BREAST milk is a thing of beauty! Generally, babies are breastfed exclusively for the first six months of life, and there’s a reason why it is considered the best source of nutrition for the infant.
Years of research to understand everything about breast milk shows that it is still a mystery and that it is much more than nutrition. In humans and other mammals, researchers have found that milk composition changes depending on the infant’s gender and age of the baby.
Dr Sylvester Igbedioh, the technical advisor of IYCF/Nutrition, Alive & Thrive, a project of FHI 360, stated that breast milk is a crucial food for children’s health and development during this critical window.
According to him, “It provides all of the vitamins, minerals, enzymes and antibodies that children need to grow and thrive in the first six months of life, and continues to be a pivotal part of their diet up to the age of two or beyond.
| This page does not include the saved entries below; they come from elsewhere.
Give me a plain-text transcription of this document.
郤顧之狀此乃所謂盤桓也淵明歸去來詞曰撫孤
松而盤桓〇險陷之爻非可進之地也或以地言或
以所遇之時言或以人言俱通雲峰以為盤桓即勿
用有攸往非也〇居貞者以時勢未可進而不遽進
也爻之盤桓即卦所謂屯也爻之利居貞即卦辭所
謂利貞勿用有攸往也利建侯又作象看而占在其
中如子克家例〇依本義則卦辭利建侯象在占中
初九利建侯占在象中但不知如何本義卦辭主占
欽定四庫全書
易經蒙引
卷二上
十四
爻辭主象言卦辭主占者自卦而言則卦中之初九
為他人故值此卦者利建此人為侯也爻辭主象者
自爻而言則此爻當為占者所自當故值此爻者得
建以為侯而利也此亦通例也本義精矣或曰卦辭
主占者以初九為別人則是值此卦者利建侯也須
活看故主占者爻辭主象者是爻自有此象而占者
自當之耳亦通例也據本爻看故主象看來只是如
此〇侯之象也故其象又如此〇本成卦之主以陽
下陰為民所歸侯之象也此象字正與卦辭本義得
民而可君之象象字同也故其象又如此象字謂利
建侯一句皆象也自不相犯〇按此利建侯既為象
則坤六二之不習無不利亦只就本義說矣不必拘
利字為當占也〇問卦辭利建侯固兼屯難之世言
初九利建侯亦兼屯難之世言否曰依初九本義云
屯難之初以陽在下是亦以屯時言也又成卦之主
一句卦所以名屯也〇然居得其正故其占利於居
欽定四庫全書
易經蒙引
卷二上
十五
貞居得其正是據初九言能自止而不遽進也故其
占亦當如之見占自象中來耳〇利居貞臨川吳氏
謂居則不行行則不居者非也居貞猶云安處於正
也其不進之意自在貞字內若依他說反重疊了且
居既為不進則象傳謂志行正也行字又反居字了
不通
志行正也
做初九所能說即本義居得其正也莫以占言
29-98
“Breast milk is safe: it is always the right temperature, requires no preparation, and is available even in environments with poor sanitation and unsafe drinking water.
“Breastfeeding also supports healthy brain development, higher educational achievement, and lowers the risk of obesity and other chronic diseases like type 2 diabetes later in life.”
Amazingly, the composition of breast milk changes as the baby develops to continually ensure optimal nutrition is provided. “Nutrient in breast milk is baby specific for the age; that is what makes it the best food for an infant.
“The nutrient in the breast milk of a mother who has a two-month-old baby is just perfect for that baby. It progresses until the baby becomes six months when the baby will require extra nutrients to sustain his growth and development,” said Dr Igbedioh.
Recent studies show that breast milk in various mammalian species may be tailored for the s3x of each offspring to facilitate their health, growth and development most efficiently.
For example, macaque mothers produced richer milk for sons than for daughters, especially those with their first babies, but at the same time providing greater quantities of milk and higher concentrations of calcium for daughters than for sons.
In addition, cows produced more milk when they are pregnant with a female foetus than when they are pregnant with a male foetus. In contrast, Iberian red deer mothers produced more milk for sons than for daughters.
Experimental studies with mothers both in Massachusetts and Singapore showed that they also produced higher-quality milk, with greater energy, lipids, polyunsaturated fatty acids, phospholipids, and gangliosides, for sons than for daughters.
In the 2010 study, published in the American Journal of Human Biology, Massachusetts mothers with male infants aged 2 to 5 months produced milk that had 25 per cent greater energy content than mothers of female infants.
Researchers at Michigan State University and other institutions in 2012 also published in the American Journal of Physical Anthropology that among 72 mothers in rural Kenya, women with sons generally gave richer milk (2.8 per cent fat compared with 1.74 per cent for daughters).
Fats are a very important component of breast milk, which not only supplies energy but also aid in the central nervous system’s development. Also, fat provides aroma and taste for baby.
Studies have even shown that the composition of breast milk changes as the baby develops to continually ensure optimal nutrition is provided.
Breast milk composition in nutrient content and mineral content also varies over the lactation period and during a single feed to meet the child’s individual and varying appetite and thirst at every point in time, corroborated Dr James Oloyede, Director, Nutrition services and education, State Primary healthcare board, Osun State.
The first milk that is expressed is called the foremilk, and it has a thinner consistency along with a higher content of lactose to satisfy baby’s thirst. This is followed by the creamier hindmilk which is higher in fat content.
He declared that the energy content of breast milk can vary in and between individuals from 270 and 315 kJ per 100mL largely due to the variation in their fat content
Dr Oloyede stated that unlike artificial formula, fatty acids in breastmilk are essential for brain development, and amino acids for central nervous system development, adding that all these are lacking in good proportion in formula milk.
Also, calcium and iron in formula milk are not in the correct proportions that are easily absorbed unlike in breast milk. Equally, between 50 to 75 per cent of the iron content of breast milk is easily absorbed compared to 5 to 10 per cent from formula milk.
What is more, experts say that other factors may also influence changes in breast milk composition. Several factors like time of day, influence breast milk composition, and in general fat seems to change the most. In addition, other factors that play a role include baby’s birth weight, mother’s diet, stage of nursing and time since the last feeding.